Say jokes
What did the neutrino say to the planet?
"Just passing through."
Silver walks up to Gold in a bar and says, "AU, get outta here!"
What did the racist CoD player say to yo mama?
132.513.531.332
One time my friend nutted into my bag of trail mix.
I guess you could say I fucking ate a different kind of nut.
What does a paedophile say when he gets to heaven?
A: Where's the holy baby?
It's funny dating someone smarter than you. My girlfriend knows how to push my buttons but never takes into account what a dick I can be if need be. Let me explain. Say, for example, she calls me retarded, I remind her that she's dating me.
My name says it all.
What do you call a chicken staring at a pile of lettuce?
A chicken sees a salad.
(Say it out loud if you don't get it!)
What did the ocean say to the Atlantic Ocean? Answer: Nothing, they just waved.
What did the cholo say when the house fell on him?
"Get off me, homes!"
What did the sushi say to the bee?
"Wasuuubi!"
What did one gay guy say to the other when they were packing for a trip?
"Want me to pack your shit?"
What did the hematologist say when his Canadian patient wrote that he's blood type "eh"? "Ah, probably just go with blood typo!"
There are two cows in a field. One says to the other, "I'm cold. Are you cold?"

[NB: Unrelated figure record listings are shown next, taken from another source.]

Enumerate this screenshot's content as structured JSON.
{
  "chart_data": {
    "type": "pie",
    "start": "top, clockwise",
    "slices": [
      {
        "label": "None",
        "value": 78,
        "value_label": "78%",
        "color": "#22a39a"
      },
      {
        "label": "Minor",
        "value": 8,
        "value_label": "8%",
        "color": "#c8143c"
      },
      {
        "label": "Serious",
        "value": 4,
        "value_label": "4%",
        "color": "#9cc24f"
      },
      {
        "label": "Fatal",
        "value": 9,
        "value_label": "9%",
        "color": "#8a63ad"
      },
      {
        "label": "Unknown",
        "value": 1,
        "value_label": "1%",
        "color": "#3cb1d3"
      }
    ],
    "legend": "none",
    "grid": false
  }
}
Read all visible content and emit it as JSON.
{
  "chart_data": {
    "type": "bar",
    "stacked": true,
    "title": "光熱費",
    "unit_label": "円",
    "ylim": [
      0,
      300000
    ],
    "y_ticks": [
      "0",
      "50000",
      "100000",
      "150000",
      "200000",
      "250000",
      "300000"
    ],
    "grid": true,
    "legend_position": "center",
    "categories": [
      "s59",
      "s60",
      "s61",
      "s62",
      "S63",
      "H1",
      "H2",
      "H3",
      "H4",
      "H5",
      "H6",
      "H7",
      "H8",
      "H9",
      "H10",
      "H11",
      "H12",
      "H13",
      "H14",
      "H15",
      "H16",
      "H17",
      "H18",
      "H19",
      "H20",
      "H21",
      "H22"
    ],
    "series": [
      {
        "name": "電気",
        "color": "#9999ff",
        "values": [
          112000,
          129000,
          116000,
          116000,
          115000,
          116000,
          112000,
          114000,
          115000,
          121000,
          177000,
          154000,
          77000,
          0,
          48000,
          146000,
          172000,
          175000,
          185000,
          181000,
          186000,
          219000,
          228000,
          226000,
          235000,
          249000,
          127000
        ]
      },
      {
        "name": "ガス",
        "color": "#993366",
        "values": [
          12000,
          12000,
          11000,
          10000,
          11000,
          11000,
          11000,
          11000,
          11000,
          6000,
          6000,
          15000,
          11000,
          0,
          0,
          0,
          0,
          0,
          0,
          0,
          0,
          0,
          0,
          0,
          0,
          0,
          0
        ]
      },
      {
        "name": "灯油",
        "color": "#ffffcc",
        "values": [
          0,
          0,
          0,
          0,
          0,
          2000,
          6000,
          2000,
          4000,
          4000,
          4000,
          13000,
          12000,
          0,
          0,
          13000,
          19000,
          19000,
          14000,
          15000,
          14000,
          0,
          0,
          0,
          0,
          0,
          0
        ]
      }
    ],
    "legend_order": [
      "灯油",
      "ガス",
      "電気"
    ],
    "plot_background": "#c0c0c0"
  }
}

The other cow says, "Yeah, I'm Fresian."
What does the Fox say?
Fraka - kaka - kaka - kow.
What did the man's dick say to the man?
I just can't "hand"le it!
What did the blind man say on Christmas?
"I can feel your presents!"
So, unfortunately, I got kicked out of the library again because, for some reason, they say that books on women's rights don't go in the fantasy section.
A woman delivers a baby. The doctor takes the baby and throws it, smashing it around the hospital room, drop-kicking it, etc. The mother starts freaking out, being held back by nurses, begging “WHYYYY!!??”. The doctor holds the baby upside down by the ankle and says “I’m just fucking with you, it was born dead”.